FrackFinder Crowdsourced Platform
The FrackFinder crowdsourced platform has been retired.
On July 31, 2013, SkyTruth launched FrackFinder, a crowdsourced project using Pybossa to find, map, and track sites where drilling for natural gas using hydraulic fracturing (fracking) was occuring in the Marcellus Shale region of Pennsylvania. At the time, it was relatively easy to map where fracking was permitted, but we wanted to know when drilling was actually happening, and the number of acres of land being impacted.
The Johns Hopkins Bloomberg School of Public Health had requested data for Pennsylvania and associated maps to support their study of public health issues related to air quality degradation from fracking.
Although our FrackFinder crowdsourcing platform has been retired, we continue to revise and update the FrackFinder data (for example, see PA and WV). Our current focus is to use machine learning to do what it used to take hundreds of people to accomplish, but we are so grateful to the volunteers who helped us create data sets that are still being used today. This work ultimately led to Maryland’s ban on fracking.
FrackFinder Crowdsourced Projects
Our first project was code-named TADPOLE, and used aerial survey photography taken by the National Agricultural Imagery Program (NAIP) in 2005, 2008 and 2010. We asked volunteers to determine if a given image showed a wellpad. This is an example of what volunteers saw:
Each image was shown to 10 different volunteers and their assessments compared, allowing us to have a very high degree of certainty about an image when most or all of the volunteers agreed about what the image showed.
When we launched project TADPOLE, we didn’t know if anyone would even be interested in helping out, but thanks in part to an article published about SkyTruth the Washington Post, the first batch of imagery was 100% completed in just 29 days by a team of 233 volunteers.

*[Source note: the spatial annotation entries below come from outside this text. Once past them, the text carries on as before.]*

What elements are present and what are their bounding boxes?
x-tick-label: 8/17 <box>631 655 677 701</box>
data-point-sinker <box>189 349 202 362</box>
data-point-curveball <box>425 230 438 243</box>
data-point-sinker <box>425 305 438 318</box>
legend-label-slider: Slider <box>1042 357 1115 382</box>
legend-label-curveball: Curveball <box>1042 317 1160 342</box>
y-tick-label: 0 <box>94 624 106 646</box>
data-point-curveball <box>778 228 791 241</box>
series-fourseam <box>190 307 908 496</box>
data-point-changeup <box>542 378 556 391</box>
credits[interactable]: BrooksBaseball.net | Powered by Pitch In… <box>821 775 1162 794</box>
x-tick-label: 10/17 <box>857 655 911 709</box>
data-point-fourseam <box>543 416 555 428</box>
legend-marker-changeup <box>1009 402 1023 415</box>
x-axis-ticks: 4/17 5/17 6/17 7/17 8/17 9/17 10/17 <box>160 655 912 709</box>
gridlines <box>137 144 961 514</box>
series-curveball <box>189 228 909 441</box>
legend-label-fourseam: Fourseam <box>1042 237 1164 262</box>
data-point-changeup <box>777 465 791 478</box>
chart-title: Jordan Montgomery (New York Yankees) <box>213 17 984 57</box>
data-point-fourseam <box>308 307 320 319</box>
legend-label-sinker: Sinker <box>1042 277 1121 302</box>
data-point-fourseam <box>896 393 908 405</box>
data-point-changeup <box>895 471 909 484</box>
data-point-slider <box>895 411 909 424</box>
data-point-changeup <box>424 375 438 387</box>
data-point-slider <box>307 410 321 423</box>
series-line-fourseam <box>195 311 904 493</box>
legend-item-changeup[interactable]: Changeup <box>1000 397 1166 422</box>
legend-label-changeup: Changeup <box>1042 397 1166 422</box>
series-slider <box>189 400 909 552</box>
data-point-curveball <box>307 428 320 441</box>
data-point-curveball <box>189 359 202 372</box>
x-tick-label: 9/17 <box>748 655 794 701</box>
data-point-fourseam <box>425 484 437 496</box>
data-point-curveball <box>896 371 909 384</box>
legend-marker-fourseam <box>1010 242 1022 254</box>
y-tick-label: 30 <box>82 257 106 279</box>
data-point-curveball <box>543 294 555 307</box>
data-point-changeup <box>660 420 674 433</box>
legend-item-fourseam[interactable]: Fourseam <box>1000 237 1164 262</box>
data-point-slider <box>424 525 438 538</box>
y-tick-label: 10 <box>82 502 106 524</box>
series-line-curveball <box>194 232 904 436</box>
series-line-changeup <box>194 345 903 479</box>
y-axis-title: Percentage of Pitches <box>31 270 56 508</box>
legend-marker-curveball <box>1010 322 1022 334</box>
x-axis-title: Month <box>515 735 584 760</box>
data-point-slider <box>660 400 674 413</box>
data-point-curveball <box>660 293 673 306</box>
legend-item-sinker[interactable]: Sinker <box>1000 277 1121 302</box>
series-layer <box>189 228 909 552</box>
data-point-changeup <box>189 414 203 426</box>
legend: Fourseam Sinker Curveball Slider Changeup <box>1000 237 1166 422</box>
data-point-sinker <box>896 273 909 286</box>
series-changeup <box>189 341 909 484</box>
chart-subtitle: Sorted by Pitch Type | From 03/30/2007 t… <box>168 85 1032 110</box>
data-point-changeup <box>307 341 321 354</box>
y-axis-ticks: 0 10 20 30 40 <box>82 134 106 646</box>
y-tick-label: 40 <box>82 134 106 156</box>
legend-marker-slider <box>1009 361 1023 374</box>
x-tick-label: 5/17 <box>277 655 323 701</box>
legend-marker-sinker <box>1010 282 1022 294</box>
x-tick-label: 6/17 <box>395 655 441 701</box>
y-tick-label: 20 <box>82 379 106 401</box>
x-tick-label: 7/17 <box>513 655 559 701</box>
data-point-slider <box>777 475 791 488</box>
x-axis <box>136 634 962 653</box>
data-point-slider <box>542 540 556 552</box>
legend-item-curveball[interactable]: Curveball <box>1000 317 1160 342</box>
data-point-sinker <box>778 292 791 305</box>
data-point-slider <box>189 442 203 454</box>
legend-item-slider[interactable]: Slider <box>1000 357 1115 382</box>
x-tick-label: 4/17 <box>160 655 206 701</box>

We presented the results on this map:
Project Moor Frog followed in November of that same year and was completed in January 2014. This project asked volunteers to identify ponds near active wellpads large enough to be associated with drilling and fracking. These ponds can contain millions of gallons of wastewater from the fracking process, but no map existed that showed where they were. Project Dart Frog asked volunteers to help us differentiate between manmade or natural ponds and ponds being used in the fracking process (open air fluid impoundments). Students from Shepherd University and the University of San Francisco held FrackFinder-A-Thon events to help us finish this phase of the research.
More crowdsourced projects followed, including Project TADPOLE 2013 and FrackFinder Ohio. By 2017, FrackFinder volunteers had finished 3 states.